There is a new kind of “taking of advantage” on the insured through billing and the clarity in the service provided by the provider to the insurance and the patient. You either have to know the codes that match the service or carry your insurance phone number on speed dial to quell the issue of the estimated co-pays. I assume most people would say this is quite alright until you see an agreement so extensive, you have to wonder if you should send it to your lawyer first. But I haven’t even mentioned the estimated co-pay and how it differed from the real allowable co-pay.
For most people whether they can afford it or not, there is a huge difference from an allowable of $29 as stated by the insurance representative as opposed to the “estimated $200.00 written in the blank space of an dental provider’s agreement, where the font is so small, no normal person could have time to read at an appointment.
Next, doctors are starting to ask for a credit card to be on file “suggested” they say, but the truth is they have hired people that know very little about the codes to bill the insurance and therefore they are challenged with matching the services like a nurses visit and an vaccination and managing there offices. One doctor said, “Madame, the office is separate from the doctor’s office. I thought this was strange, but I listened. She explained, we charge for the forms because it takes time to fill them out.” I replied, how else will I get the form, are you suggesting I select that it be sent to my email or bring a pack of paper? The doctor said, each form is $10, which is not billable to your insurance.
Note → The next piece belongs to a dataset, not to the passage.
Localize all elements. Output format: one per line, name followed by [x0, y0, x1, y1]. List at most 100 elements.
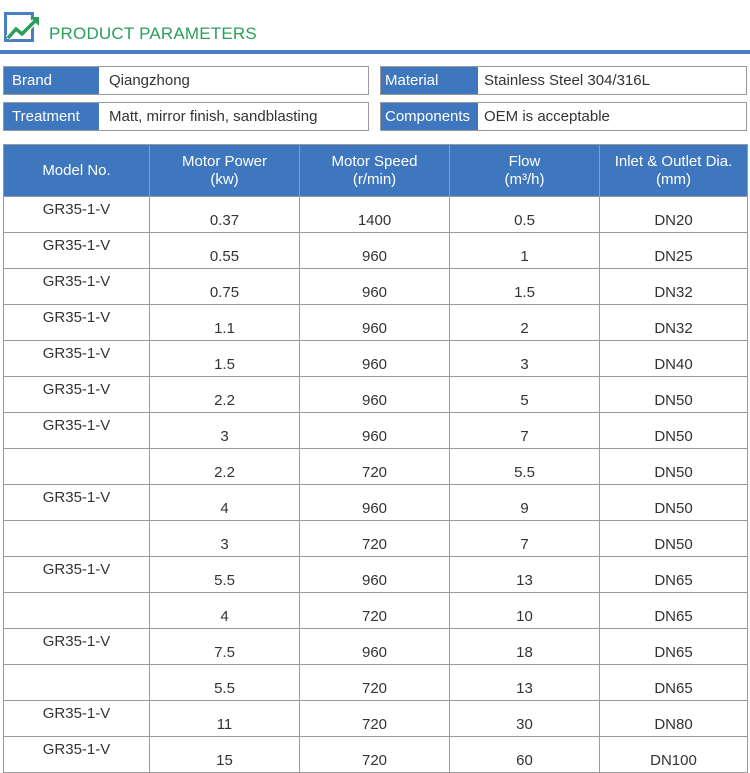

I feel like calling my next experience, the battle of the breasts. Have you ever known a surcharge, or estimate or office policy to charge $65 upfront for a 3D Breast exam from an insured person, when the exam has been ordered by the doctor, the office has been provided a handout indicating what is covered? The attendant kept saying, this is office policy and its in our contract with your insurance. I asked if it would be deducted from my co-pay and she said I would have to call billing for the answer. Nevertheless, after calling and writing the insurance company, these actions called for the provider to finally read their own contract. I felt like my breasts were being held hostage, not because I didn’t have the money, but because I earned my medical insurance through my retirement. I decided to go else where, but someone decided to read the contract so I finished at the same place. They could have called the insurance company before my appointment, get clarity on the allowable co-pay if they knew the exam that has been ordered. However, I am cancer free!